Do GOP governors create more jobs than Democrats?
When it comes to fostering jobs, Gov. Bob McDonnell says Republican governors are tops.
"In states with Republican governors, the average unemployment rate is a full point lower than in states with Democratic governors," McDonnell said at the Republican National Convention on Aug. 28.
McDonnell is chairman of the Republican Governors Association and a strong supporter of Mitt Romney, the GOP presidential nominee. He’s made repeated statements this year that try to offer mathematical proof that the policies of Republican governors lead to more jobs than those of their Democratic counterparts.
PolitiFact Virginia and our colleagues in other states have examined many statements in which governors take credit for good employment news or get blamed for bad job trends. Economists are skeptical of such claims, telling us that governors have limited impact on their state economies
So we didn’t submit McDonnell’s claim to the Truth-O-Meter, but we took a look at it and wanted share what we found.
Tucker Martin, a spokesman for McDonnell, said the statement was based on seasonally-adjusted figures from the Bureau of Labor Statistics on the July 2012 unemployment level in states with a GOP governor and states with a Democratic governor.
In the 29 states with a Republican governor, the unemployment rate was 7.8 percent and in the 20 Democratic states, the rate was 8.7 percent, Martin said.
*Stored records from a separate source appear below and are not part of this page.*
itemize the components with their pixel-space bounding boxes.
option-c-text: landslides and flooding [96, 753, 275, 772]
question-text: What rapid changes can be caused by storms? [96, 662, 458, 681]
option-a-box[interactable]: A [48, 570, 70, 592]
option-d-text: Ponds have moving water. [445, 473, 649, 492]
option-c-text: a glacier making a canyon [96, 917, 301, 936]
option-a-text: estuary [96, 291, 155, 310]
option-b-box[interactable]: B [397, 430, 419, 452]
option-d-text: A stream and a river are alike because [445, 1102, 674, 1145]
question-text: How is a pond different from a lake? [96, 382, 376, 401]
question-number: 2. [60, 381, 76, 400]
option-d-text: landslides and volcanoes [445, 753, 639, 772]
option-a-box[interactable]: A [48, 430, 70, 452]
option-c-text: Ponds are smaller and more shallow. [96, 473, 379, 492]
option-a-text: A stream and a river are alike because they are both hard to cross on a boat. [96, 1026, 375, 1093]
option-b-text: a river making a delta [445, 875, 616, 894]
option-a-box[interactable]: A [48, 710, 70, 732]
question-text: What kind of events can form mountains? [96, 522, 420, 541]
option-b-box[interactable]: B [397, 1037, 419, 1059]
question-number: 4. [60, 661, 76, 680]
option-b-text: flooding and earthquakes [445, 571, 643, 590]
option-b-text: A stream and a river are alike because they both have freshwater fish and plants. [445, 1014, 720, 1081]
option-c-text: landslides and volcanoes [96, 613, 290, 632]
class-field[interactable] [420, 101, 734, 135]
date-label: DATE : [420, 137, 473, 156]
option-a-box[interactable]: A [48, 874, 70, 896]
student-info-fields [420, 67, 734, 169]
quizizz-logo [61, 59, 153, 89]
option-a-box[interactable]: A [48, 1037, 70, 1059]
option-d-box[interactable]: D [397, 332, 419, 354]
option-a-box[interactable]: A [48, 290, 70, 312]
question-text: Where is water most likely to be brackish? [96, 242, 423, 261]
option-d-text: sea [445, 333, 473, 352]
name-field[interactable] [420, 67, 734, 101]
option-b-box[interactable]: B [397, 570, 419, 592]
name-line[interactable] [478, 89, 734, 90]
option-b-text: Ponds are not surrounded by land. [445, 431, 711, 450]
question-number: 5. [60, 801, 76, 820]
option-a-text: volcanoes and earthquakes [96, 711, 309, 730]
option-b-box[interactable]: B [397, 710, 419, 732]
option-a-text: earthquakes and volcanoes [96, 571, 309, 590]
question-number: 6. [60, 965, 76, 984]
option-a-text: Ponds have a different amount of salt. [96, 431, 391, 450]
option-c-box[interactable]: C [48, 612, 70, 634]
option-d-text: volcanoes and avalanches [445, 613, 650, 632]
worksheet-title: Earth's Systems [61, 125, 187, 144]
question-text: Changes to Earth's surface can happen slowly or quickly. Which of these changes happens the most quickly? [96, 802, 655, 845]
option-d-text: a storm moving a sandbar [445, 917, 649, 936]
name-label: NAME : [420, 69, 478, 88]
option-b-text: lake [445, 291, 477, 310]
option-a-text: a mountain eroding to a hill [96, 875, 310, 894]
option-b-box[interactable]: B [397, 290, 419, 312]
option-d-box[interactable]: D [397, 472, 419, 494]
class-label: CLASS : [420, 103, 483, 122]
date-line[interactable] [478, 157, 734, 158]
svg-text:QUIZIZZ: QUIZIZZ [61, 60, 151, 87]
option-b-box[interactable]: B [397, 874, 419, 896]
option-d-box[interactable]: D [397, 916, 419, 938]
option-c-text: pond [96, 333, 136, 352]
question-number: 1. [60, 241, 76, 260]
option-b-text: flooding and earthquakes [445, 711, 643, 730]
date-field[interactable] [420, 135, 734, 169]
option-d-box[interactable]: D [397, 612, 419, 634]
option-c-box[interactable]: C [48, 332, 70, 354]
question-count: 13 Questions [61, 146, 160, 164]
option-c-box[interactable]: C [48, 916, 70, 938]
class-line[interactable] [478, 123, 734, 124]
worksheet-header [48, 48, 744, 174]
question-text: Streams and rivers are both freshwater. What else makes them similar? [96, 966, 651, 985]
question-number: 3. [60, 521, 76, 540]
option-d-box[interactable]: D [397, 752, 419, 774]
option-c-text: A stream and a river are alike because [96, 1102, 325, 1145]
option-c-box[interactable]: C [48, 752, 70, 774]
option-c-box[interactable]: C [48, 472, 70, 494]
His calculations didn’t include Rhode Island where Lincoln Chafee, an independent, is governor.
We did our own calculations and found the governor’s figures were correct, but not particularly meaningful.
For additional context, we also examined unemployment numbers from two years earlier, when Democrats who held the majority of governorships.
In July 2010, the 26 states with Democratic governors had an average unemployment rate of 9.2 percent. In the 24 states with a GOP governor, the unemployment rate was 9.9 percent.
We wouldn’t say that the July 2010 Democratic numbers prove the Democrats to be better job creators or that the July 2012 numbers prove the GOP deserves credit. What the numbers show is that states with abundant natural resources and business-friendly traditions tend to have low unemployment regardless of which party occupies the governor’s mansion.
Talking Points Memo noted in a March 2012 story that states with Democratic governors had an average unemployment rate in the second half of 2010 that was lower than the jobless rate in states with Republican governors. That trend changed immediately, Talking Points noted, in January 2011 just two months after an election that saw Republicans pick up governors seats across the country.
In March, we noted McDonnell was correct in saying 7 out of 10 states with the lowest unemployment rates in December 2011 had Republican governors. But we also found he was on shaky ground in attributing those results to GOP governors because three of the seven states were also on the 10 lowest unemployment list back in December 2010, when a Democratic governor had been in office for at least 8 years.